Every life is an amalgam (a mixture or blend), and it is impossible to know what moments, what foibles, what charms will come to define us  once we’re gone. All we can do is live our lives fully, be authentically ourselves, and trust that the right things about us, the best and most fitting things will echo in the memories of us that endure… We are at the mercy of time, and for all the ways we are remembered, a sea of things will be lost…

–  Alice McDermott
(author of Someone)

Husband and I were watching an episode of Season 3, The Americans a few weeks ago. In this episode, one of the characters is struggling with her truth, more specifically, if she should share her truth, who she really is with her daughter. The truth is she is a Russian spy that has been living in America for over 20 years pretending to be a wholesome American working mom meanwhile breaking necks and stealing National secrets for the motherland. (Semi-spoiler alert: she doesn’t tell her daughter all of that.) My truth is nowhere near that juicy but it got me thinking… what will my kids know about me?  What would be lost in the sea of forgotten once I was gone. Which led to question number 6 on the list I’ve been working on, that then led to this thought: if there were a sea of things that would be lost about me once I was gone, how would people remember me, or rather, how would I want to be remembered? 

How Do I Want to Be Remembered

The narcissist in me would love to be remembered for my obvious classic and eternal beauty (insert joking grin). But that’s a fleeting and fast thought. Beauty fades. At least, outer beauty does. The writer in me would love to be remembered for her ideas, for contributing, for trying to change the climate of the way we look at our lives or ourselves. The mother in me would love to be remembered as dedicated, the wife in me as an ally, the friend in me as loyal, the woman in me as whole.
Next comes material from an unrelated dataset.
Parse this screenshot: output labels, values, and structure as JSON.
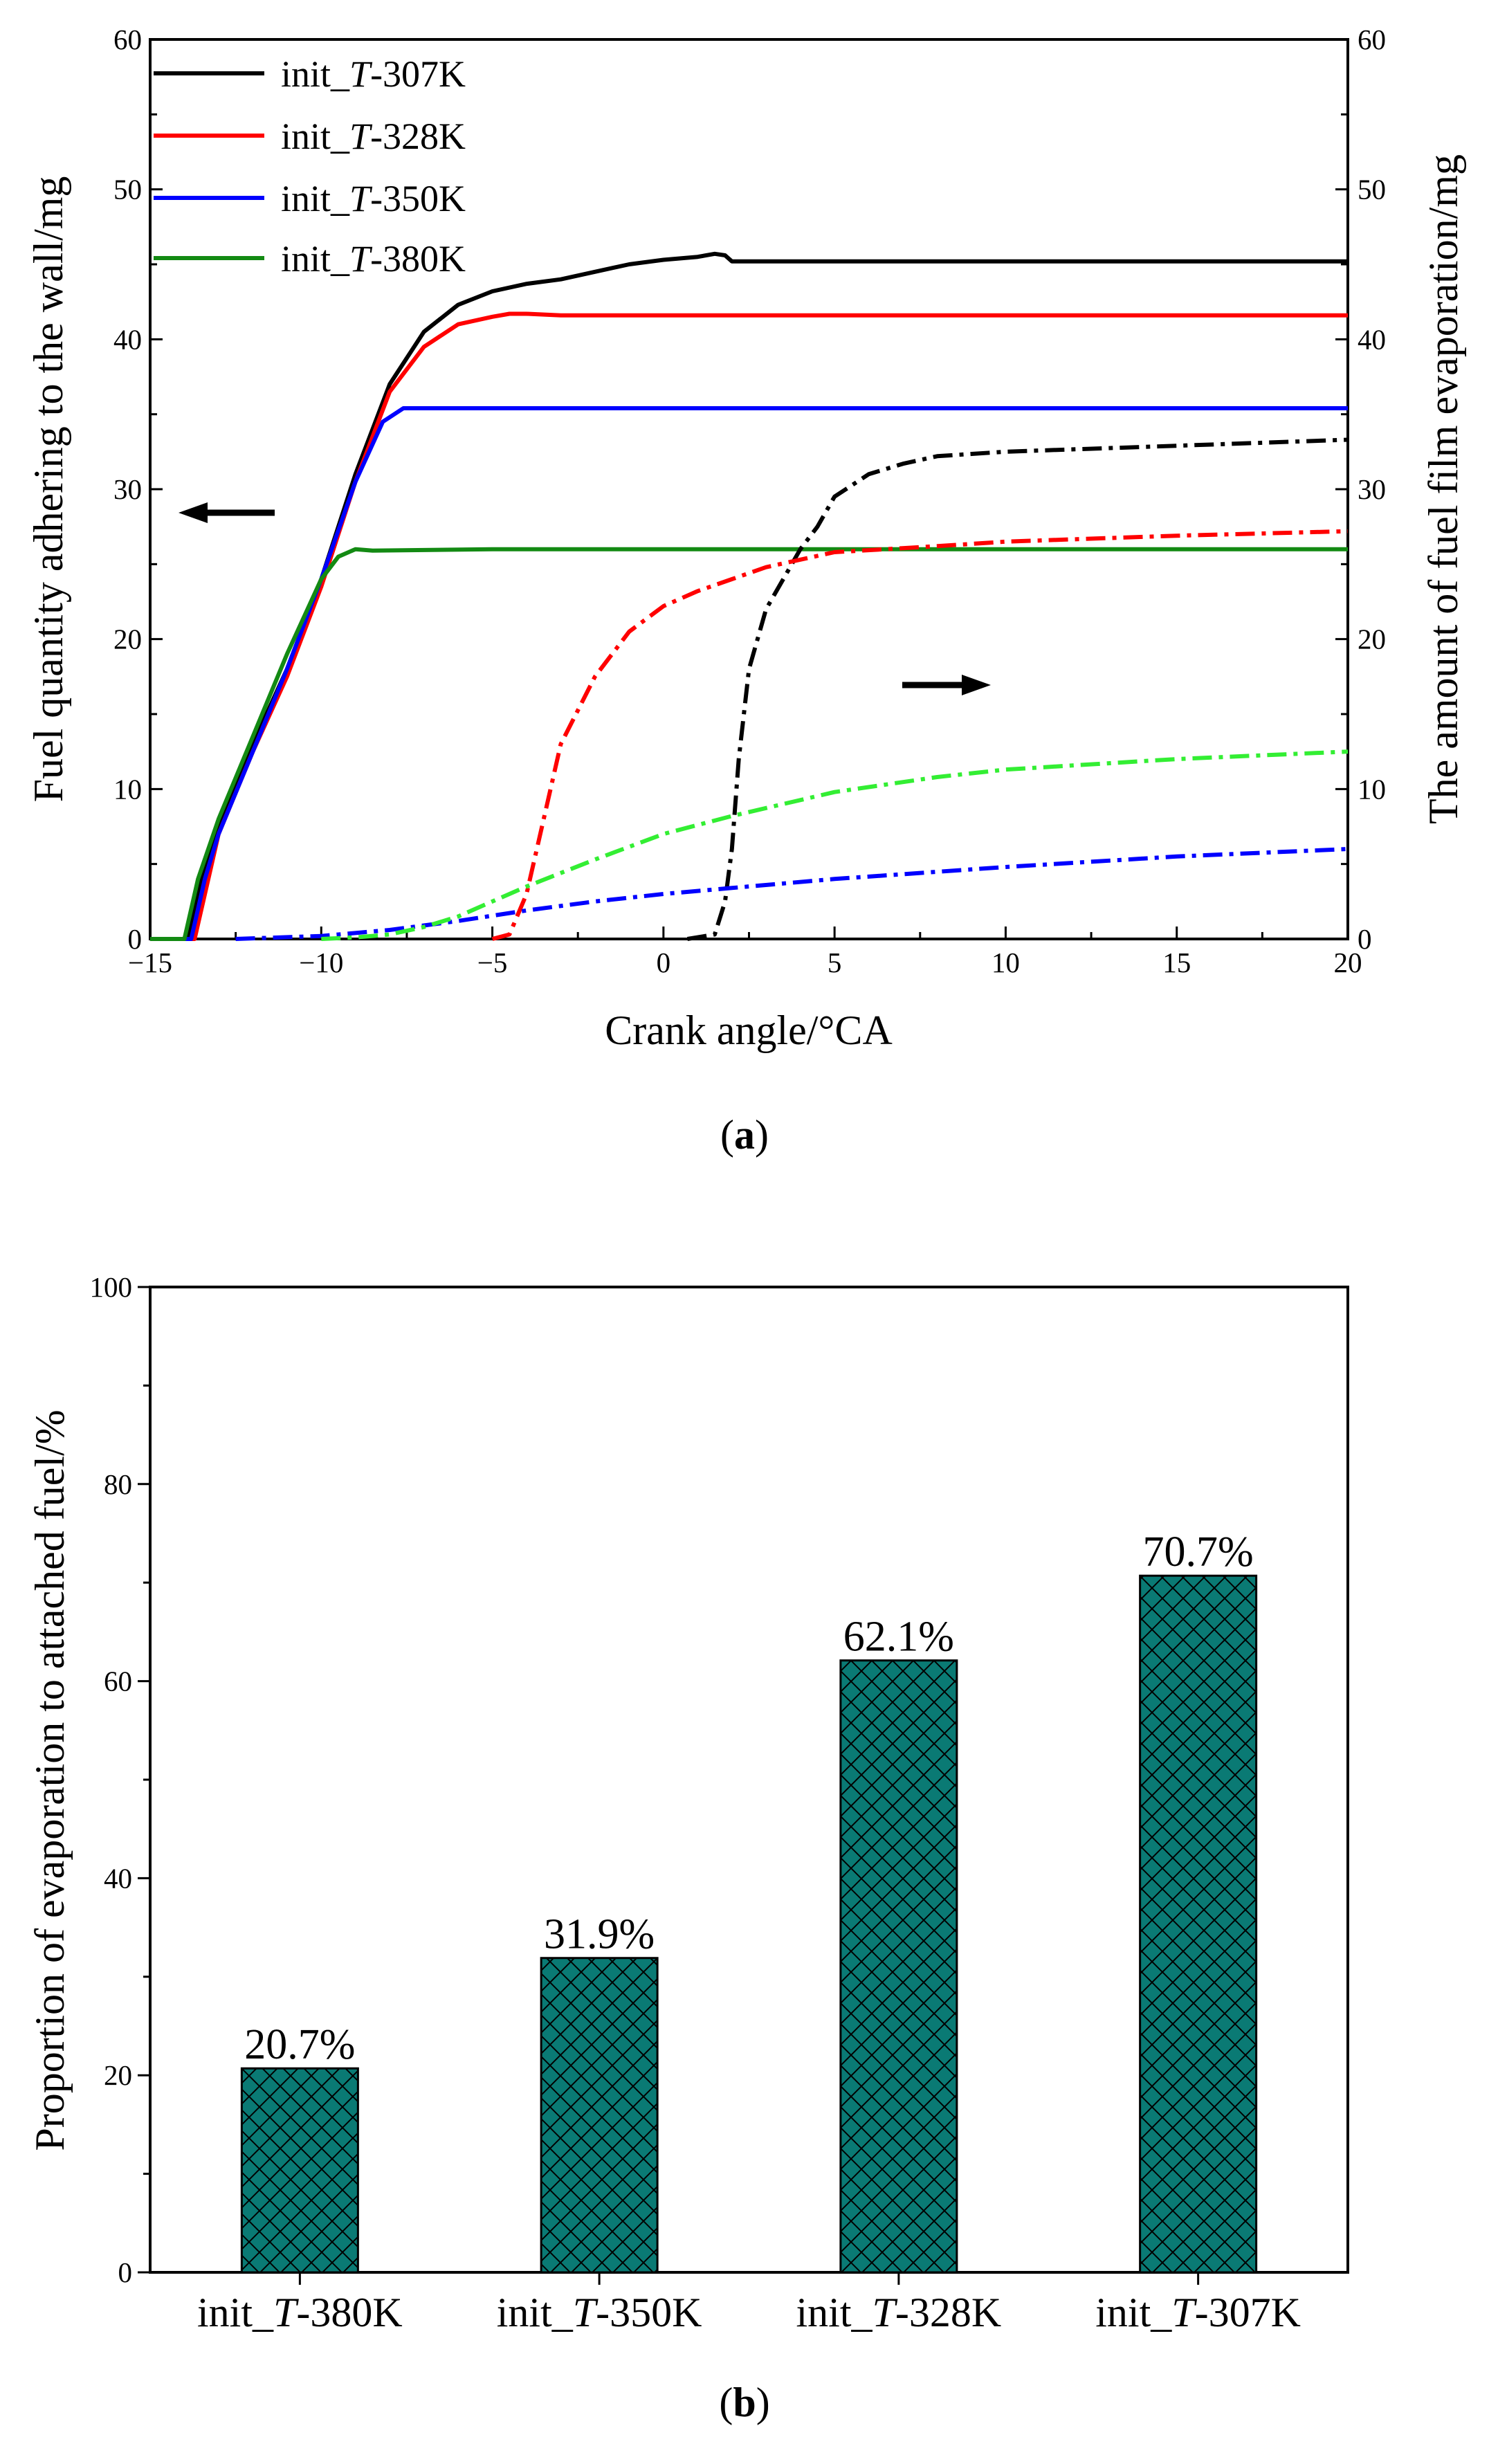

And I think all of these are good traits to be remembered by, but I think they are all parts of one larger thing I’d like to be remembered as… and that’s a fighter.

Most people who know me might agree that I’m a fighter, but often the fighter that people think I am is the no-nonsense, never-quitting, tongue-flapping, tough b*tch kind of fighter and though I’m sure I fit into that category, as well, that isn’t quite the one I’m talking about. The fighter I’m talking about is the one that Husband sees and that  sometimes other people miss.

This One's a Fighter

Husband sees a fighter in me who holds, who doesn’t waver in morals. Some tend to see someone who is stubborn. Husband sees someone who doesn’t let others tell her who she is. Some see someone cocky. Husband sees someone who waits on the punches until backed into a corner. Some only see the swings. Husband sees a fighter who fights for others; who asks a boy that no one asks to the dance, to dance, or who asks new kids to sit at her lunch table. Some see a fighter who is in it for herself. Husband sees the fighter who tries to  reach out, to welcome, to have fun. Some see a fighter who has parties to show off and win contests.
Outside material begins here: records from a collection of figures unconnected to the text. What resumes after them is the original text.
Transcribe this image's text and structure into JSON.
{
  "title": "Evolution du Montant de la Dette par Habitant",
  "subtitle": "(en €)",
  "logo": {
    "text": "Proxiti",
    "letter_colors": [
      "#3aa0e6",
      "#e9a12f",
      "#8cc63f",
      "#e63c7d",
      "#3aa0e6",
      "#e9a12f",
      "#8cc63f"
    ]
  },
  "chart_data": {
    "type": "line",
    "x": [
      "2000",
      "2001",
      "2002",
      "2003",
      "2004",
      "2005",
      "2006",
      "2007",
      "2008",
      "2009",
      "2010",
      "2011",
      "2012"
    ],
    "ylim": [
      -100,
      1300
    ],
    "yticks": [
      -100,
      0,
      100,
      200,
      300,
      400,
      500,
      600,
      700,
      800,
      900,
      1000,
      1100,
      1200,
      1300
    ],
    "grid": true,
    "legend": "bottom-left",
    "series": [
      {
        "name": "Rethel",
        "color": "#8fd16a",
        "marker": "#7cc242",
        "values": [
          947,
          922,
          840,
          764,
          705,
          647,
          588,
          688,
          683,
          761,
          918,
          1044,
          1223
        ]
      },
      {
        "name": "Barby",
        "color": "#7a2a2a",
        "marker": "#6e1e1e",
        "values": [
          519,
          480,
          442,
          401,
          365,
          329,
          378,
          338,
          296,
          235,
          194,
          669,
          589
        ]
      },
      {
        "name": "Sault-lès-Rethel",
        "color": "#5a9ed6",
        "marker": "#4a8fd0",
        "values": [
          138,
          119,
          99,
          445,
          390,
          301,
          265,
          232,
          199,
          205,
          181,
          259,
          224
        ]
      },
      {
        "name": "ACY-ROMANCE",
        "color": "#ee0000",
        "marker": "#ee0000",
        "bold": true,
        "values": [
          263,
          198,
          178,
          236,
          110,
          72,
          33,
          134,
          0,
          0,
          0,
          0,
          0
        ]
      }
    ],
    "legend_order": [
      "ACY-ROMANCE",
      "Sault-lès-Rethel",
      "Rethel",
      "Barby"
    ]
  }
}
Husband knows that tough fighters gets hurt. Some assume the jabs don’t sting.

So while the narcissist and the writer and the mother or wife or friend in me would love to be remembered as many things, I really just want my kids to remember the fighter, the one their dad sees, because those are the fighters I want them to become.

There Go the Fighters

Those are the fighters I want you, both of you, to become. I want you to know that sometimes it’s tiring, and occasionally heartbreaking. I want you to know that sometimes, even the people in your corner will let you down and you may feel so totally misunderstood that it may knock you out cold. But get back up and let no one stop you or tell you you can’t or get in your way. Other times you’ll let yourself down. You may feel like you want to throw in the towel. Good. It is then that you’ll learn life’s biggest lesson: that the only person you are really ever in the ring with is yourself. There is no bigger opponent. I want you to remember that all fighters have doubts and lose fights and get hurt and go home bruised but that doesn’t stop them. And it won’t stop you. Because you, like your mother, are a fighter.

In April’s issue of O Magazine was a feature titled 20 Questions Every Woman Should Ask Themselves. I’ve decided to ask myself these questions and give a sincere try in answering them. This is question 6 of 20: How Do I Want to be Remembered?

2 Comments
    1. Thank you so much for reading this and sympathizing with it. It was really such a hard one to write. But true. I really am proud of the fighter that I am that only my husband sees sometimes. But nonetheless I want my kids to be fighters too. Even if no one else sees it but themselves.

    1. I absolutely love this post! We are fighters and our husbands see what others do not. We want our children to look at us as examples of what they should fight for and achieve. My two daughters are older and I’ve always wanted them to see an example in their parents. Thank you, for this!